In October that year, Theyanoguin attended a second conference in Albany held by Clinton, where he gifted the Mohawk delegation a belt, urging their support against the French, amid rumours that the British were preparing to attack the Mohawks. 462 Haudenosaunee attended, of which 163 were Mohawks. Contemporaries saw this conferences as a means through which the Haudenosaunee could enrich themselves; Clinton surmising it was a "a device of their own contrivance in order to induce this as well as the neighbouring Governments to give them presents this year as they did the last."

In 1746, Sir William Johnson was appointed 'Colonel over the Six Nations,' replacing the Albany Indian Commissions as the Crown's sole agent to the Haudenosaunee. Later that year, Theyanoguin led a delegation of 46 Mohawks to a conference with the Governor of New France, Charles de la Boische, Marquis de Beauharnois, in Montreal.

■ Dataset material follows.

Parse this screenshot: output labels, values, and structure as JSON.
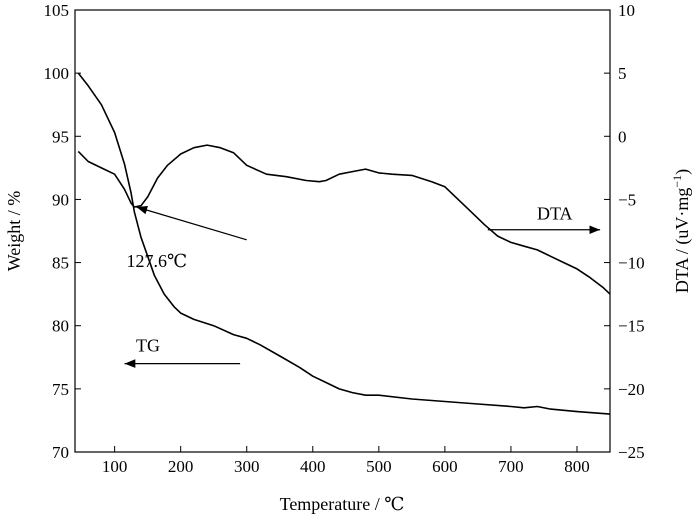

However, on their return journey, raided the Isle La Motte and attacked French Carpenters, killing one and taking another prisoner before returning to Albany. In the spring of 1747, Theyanoguin led a war party to the St. Lawrence River, which was repulsed by the French, and attempts to capture Theyanoguin were unsuccessful.

In 1751, William Johnson resigned as Indian agent after the British Government failed to reimburse him for his work. In July that year, Theyanoguin spoke alongside Johnson, Clinton and Wieser suggesting that Catholic Mohawks were receiving better treatment than those unconverted. In 1753 Theyanoguin made a speech to Clinton saying: "Brother, by and by you will expect to see the Nations (the Six Nations of the Haudenosaunee) down here" (i.e. in New York). Contemporary newspapers and broadsheets made much of the fear of this threat.

He was also present at the 1754 Albany Congress, where he delivered a speech alongside Benjamin Franklin's proposal for the Albany Plan. On January 7 1755, Theyanoguin arrived in Philadelphia on the invitation of Governor Robert Hunter Morris, returning in May 1755 with assurances that Pennsylvania would recognise Mohawk land claims.

== The French and Indian War ==
When Albany was threatened by French attack, Theyanoguin led over 200 Mohawks down the Hudson Valley in his expedition to Crown Point and Fort Edward to assist William Johnson. Theyanoguin was however concerned about the possibility of fighting Catholic and Canadian Mohawks, arranging a meeting with French forces on the 4th of September, 1755.

Theyanoguin led 300 Mohawks at the Battle of Lake George on September 8, 1755, acting as a translater between Indian Scouts and Johnson: claiming "If they [his men] are to fight they are too few; if they are to be killed they are too many." Theyanoguin was killed in an attempted surprise attack south of Lake George while riding one of Johnson's horses, which he did as he was growing too old and corpulent to travel on foot. The horse was shot out from under him, leaving him to be bayonetted. He was one of two Mohawk royaner killed in the action. In vengeance for his death, Mohawks presented Johnson with a French scalp in 1758 to 'replace' Theyanguin.

== Legacy ==
Theyanoguin had a son, Sahonwadie 'Young Hendrick,' who later settled in Canajoharie, and a brother Abraham who frequently joined him on his delegations.

Sir William Johnson established an Anglican mission in Canajoharie in 1769, when he paid for the Indian Castle Church to be built nearby. This was several years before the American Revolutionary War. Today it has been designated as part of the Mohawk Upper Castle Historic District, a National Historic Landmark. A mission was established earlier in the century at Fort Schuyler on Schoharie Creek.